After my surgery, I started a course of chemo and radiation therapy. Shortly after, I learned about a treatment called Optune®. My doctor explained how Optune uses alternating electric fields (TTFields), which may slow or stop cancer cells from dividing. I didn’t really have to think about it too hard. I wanted to do whatever I could to potentially slow the regrowth of GBM, so I decided this was what I had to do.

However, it did mean that I would have to say goodbye to my very long, thick red hair—one of the things I took pride in. I wanted to do something special, so I invited some of my closest girlfriends to support me and witness the event. The female rabbi from my synagogue came and gave me a blessing for healing and asked all of my friends to place their hands on me and tell me what they wished for me. It was a lovely ceremony after which I donated my hair in the hope that someone else could use it for a wig.

Even though I loved my hair, I’m almost relieved. I don’t have to worry about all the upkeep that was required. Well, not totally. My hair keeps trying to come back. My husband has to shave my head every time we change the arrays. We use the razor that nCompass™, Novocure’s support program, sent us.

When I started using Optune, a Device Support Specialist (DSS) from nCompass came out and showed my husband and me how to set it up.
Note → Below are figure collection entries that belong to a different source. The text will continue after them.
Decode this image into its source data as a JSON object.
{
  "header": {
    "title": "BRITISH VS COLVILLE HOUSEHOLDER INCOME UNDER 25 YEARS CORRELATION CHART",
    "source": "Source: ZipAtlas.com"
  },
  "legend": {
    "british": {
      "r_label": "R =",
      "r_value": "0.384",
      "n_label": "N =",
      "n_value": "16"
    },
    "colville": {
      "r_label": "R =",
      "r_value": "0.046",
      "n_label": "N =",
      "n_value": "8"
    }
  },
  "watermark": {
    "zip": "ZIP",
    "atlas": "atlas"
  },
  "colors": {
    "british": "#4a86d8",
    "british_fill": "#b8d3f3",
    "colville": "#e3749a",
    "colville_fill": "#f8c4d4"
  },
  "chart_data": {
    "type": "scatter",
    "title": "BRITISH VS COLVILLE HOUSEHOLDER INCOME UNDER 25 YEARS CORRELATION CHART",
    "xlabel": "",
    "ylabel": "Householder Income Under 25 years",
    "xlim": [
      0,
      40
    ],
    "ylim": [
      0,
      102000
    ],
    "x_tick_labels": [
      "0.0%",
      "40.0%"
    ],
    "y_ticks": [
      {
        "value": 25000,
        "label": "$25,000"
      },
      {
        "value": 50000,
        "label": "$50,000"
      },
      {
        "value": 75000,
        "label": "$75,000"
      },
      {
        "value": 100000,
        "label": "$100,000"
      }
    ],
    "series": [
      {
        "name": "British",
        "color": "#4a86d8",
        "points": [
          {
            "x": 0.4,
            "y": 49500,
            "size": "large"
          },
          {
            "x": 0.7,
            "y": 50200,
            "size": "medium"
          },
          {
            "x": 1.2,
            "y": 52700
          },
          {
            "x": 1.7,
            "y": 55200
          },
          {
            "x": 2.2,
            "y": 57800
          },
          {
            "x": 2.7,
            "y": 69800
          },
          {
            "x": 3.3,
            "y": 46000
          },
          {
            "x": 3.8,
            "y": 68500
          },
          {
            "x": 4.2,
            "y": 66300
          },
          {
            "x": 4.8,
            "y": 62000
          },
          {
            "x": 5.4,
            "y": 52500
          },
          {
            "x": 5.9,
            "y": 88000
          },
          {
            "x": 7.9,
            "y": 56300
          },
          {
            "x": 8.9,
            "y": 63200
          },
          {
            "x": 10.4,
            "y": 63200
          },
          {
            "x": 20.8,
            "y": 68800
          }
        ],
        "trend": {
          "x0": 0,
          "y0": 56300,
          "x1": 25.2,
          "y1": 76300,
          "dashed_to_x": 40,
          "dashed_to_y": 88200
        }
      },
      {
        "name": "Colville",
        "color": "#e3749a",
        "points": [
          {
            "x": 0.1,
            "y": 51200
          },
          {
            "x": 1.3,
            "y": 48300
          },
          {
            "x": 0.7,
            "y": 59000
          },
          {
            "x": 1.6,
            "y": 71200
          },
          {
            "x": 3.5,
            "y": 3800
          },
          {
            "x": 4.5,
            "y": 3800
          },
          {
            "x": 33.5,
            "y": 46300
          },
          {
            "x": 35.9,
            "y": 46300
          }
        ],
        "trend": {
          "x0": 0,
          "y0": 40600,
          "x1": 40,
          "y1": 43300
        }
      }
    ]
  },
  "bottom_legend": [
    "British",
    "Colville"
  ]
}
She comes out regularly to help with any issues we have, and she tells me what my percent of time on Optune has been. I’m always between 92 and 95 percent. My oncologist told me I needed to maintain at least 75 percent or 18 hours a day, but I want to make sure I’m above that. Part of how I can keep my percentage so high is that I use it while I’m sleeping, and I plan my activities that I’d rather do without Optune for times when I won’t be using it anyway.

When I started using Optune, I noticed some tenderness on my scalp. I pointed out the places that hurt, and my husband developed a system for arranging the arrays to keep my scalp from hurting. Another thing I noticed when I started using Optune was that I would hear the alarm when I went out for walks if it was sunny and warm. I wanted to be able to walk outside, so I decided to invest in a hat with SPF 50 on top that would shield Optune and my head from the sun. Since I started wearing the hat during my walks, I haven’t heard the alarm.

I made a few changes in my life since my diagnosis. While I’ve continued to do many of my regular activities, like driving, dancing, playing mahjong, going to the theater, and traveling, some things have changed. I stopped working, but have gotten involved in fundraising for brain tumor research by participating in 5K walk and run events.

Since being diagnosed with GBM, I’ve become more in touch with my spirituality. I joined a meditation group. I try to stay positive. I’m also being more assertive about things. I’m always polite, but I make sure that I’m able to get what I need. Part of that is me planning ahead and communicating what I need, like when I travel. It just takes a little planning and a willingness to advocate for yourself.

I still see my brilliant oncologist regularly so that he can monitor my GBM. I have MRIs done every six to eight weeks. I also see a radiation oncologist every six months. All of my doctors work at the same university hospital, so they are constantly communicating. And they communicate with me.

I am still overwhelmed and unimaginably appreciative of all of my friends and family who have stepped up and are sending me strength. My incredibly devoted, hard-working, husband of over [48] years is with me for the long haul. I can’t ask for a more supportive family and groups of friends…I consider myself lucky. You never know how many people you have touched in your life until they start touching you back.